Too bad she stopped there. Here's what that article said next: "At one point, a conversation with Zaman is interrupted by the intercom: 'Sister Zamia, please call the office. Sister Zamia, 2-2-1.' '[Muslims] refer to everyone as a brother or a sister,' [Zaman] explains. 'We are all children of Adam.'"
In other words, what sounded "vaguely religious" to me amounts to small talk among Muslims. So the point I tried to make is that you might well mistake TIZA for a religious institution. But you'd be wrong.
Zaman acknowledged to me this week the most damning part of Kersten's article -- that he refused to allow her to interview him or to visit the TIZA academy because of the tone of her previous columns. That was a foolish mistake.
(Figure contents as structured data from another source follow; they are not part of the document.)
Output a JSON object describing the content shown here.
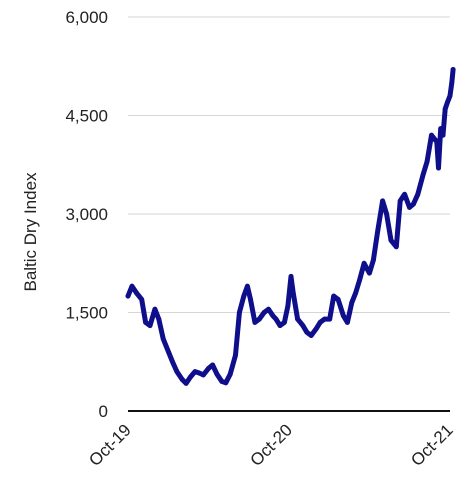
{
  "chart_data": {
    "type": "line",
    "title": "",
    "xlabel": "",
    "ylabel": "Baltic Dry Index",
    "ylim": [
      0,
      6000
    ],
    "yticks": [
      0,
      1500,
      3000,
      4500,
      6000
    ],
    "ytick_labels": [
      "0",
      "1,500",
      "3,000",
      "4,500",
      "6,000"
    ],
    "xticks": [
      "2019-10",
      "2020-10",
      "2021-10"
    ],
    "xtick_labels": [
      "Oct-19",
      "Oct-20",
      "Oct-21"
    ],
    "grid": "horizontal",
    "legend": "none",
    "series": [
      {
        "color": "#0f0f8c",
        "x": [
          "2019-10-01",
          "2019-10-10",
          "2019-10-20",
          "2019-11-01",
          "2019-11-10",
          "2019-11-20",
          "2019-12-01",
          "2019-12-10",
          "2019-12-20",
          "2020-01-01",
          "2020-01-10",
          "2020-01-20",
          "2020-02-01",
          "2020-02-10",
          "2020-02-20",
          "2020-03-01",
          "2020-03-10",
          "2020-03-20",
          "2020-04-01",
          "2020-04-10",
          "2020-04-20",
          "2020-05-01",
          "2020-05-10",
          "2020-05-20",
          "2020-06-01",
          "2020-06-10",
          "2020-06-20",
          "2020-06-28",
          "2020-07-05",
          "2020-07-15",
          "2020-07-25",
          "2020-08-05",
          "2020-08-15",
          "2020-08-25",
          "2020-09-01",
          "2020-09-10",
          "2020-09-20",
          "2020-09-28",
          "2020-10-05",
          "2020-10-10",
          "2020-10-20",
          "2020-11-01",
          "2020-11-10",
          "2020-11-20",
          "2020-12-01",
          "2020-12-10",
          "2020-12-20",
          "2021-01-01",
          "2021-01-10",
          "2021-01-20",
          "2021-02-01",
          "2021-02-10",
          "2021-02-20",
          "2021-03-01",
          "2021-03-10",
          "2021-03-20",
          "2021-04-01",
          "2021-04-10",
          "2021-04-20",
          "2021-05-01",
          "2021-05-10",
          "2021-05-20",
          "2021-06-01",
          "2021-06-10",
          "2021-06-20",
          "2021-07-01",
          "2021-07-10",
          "2021-07-20",
          "2021-08-01",
          "2021-08-10",
          "2021-08-20",
          "2021-09-01",
          "2021-09-05",
          "2021-09-10",
          "2021-09-15",
          "2021-09-20",
          "2021-09-25",
          "2021-10-01",
          "2021-10-05",
          "2021-10-08"
        ],
        "values": [
          1750,
          1900,
          1800,
          1700,
          1350,
          1300,
          1550,
          1400,
          1100,
          900,
          750,
          600,
          480,
          420,
          520,
          600,
          580,
          550,
          650,
          700,
          560,
          450,
          430,
          560,
          850,
          1500,
          1750,
          1900,
          1700,
          1350,
          1400,
          1500,
          1550,
          1450,
          1400,
          1300,
          1350,
          1600,
          2050,
          1800,
          1400,
          1300,
          1200,
          1150,
          1250,
          1350,
          1400,
          1400,
          1750,
          1700,
          1450,
          1350,
          1650,
          1800,
          2000,
          2250,
          2100,
          2300,
          2750,
          3200,
          3000,
          2600,
          2500,
          3200,
          3300,
          3100,
          3150,
          3300,
          3600,
          3800,
          4200,
          4100,
          3700,
          4300,
          4200,
          4600,
          4700,
          4800,
          5000,
          5200
        ]
      }
    ]
  }
}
I think he should give her another shot. Let Kersten see what I saw -- little kids being taught English and mathematics from the same textbooks that I was taught from as a child in Wisconsin. Let her see the interested teachers -- most of them white women -- intellectually engaging students, both male and female, without preference or prejudice. Better yet, let her go during Ramadan, so she can see for herself that between 40 and 60 percent of the kids in the lunch room are eating -- not being forced to fast, as her article claims.
I did not write an exposé about a shady imam training would-be toddler terrorists at taxpayer expense. I described the efforts of a hard-working Muslim activist who has made it his patriotic mission to help Minnesota's Muslim immigrants engage as citizens. "My mission is not to make [Muslims] Americans," Zaman says in the article. "They already are Americans."
If Kersten was going to use my writing to make any point at all, that should have been it.
Kevin Featherly is a freelance writer based in Bloomington.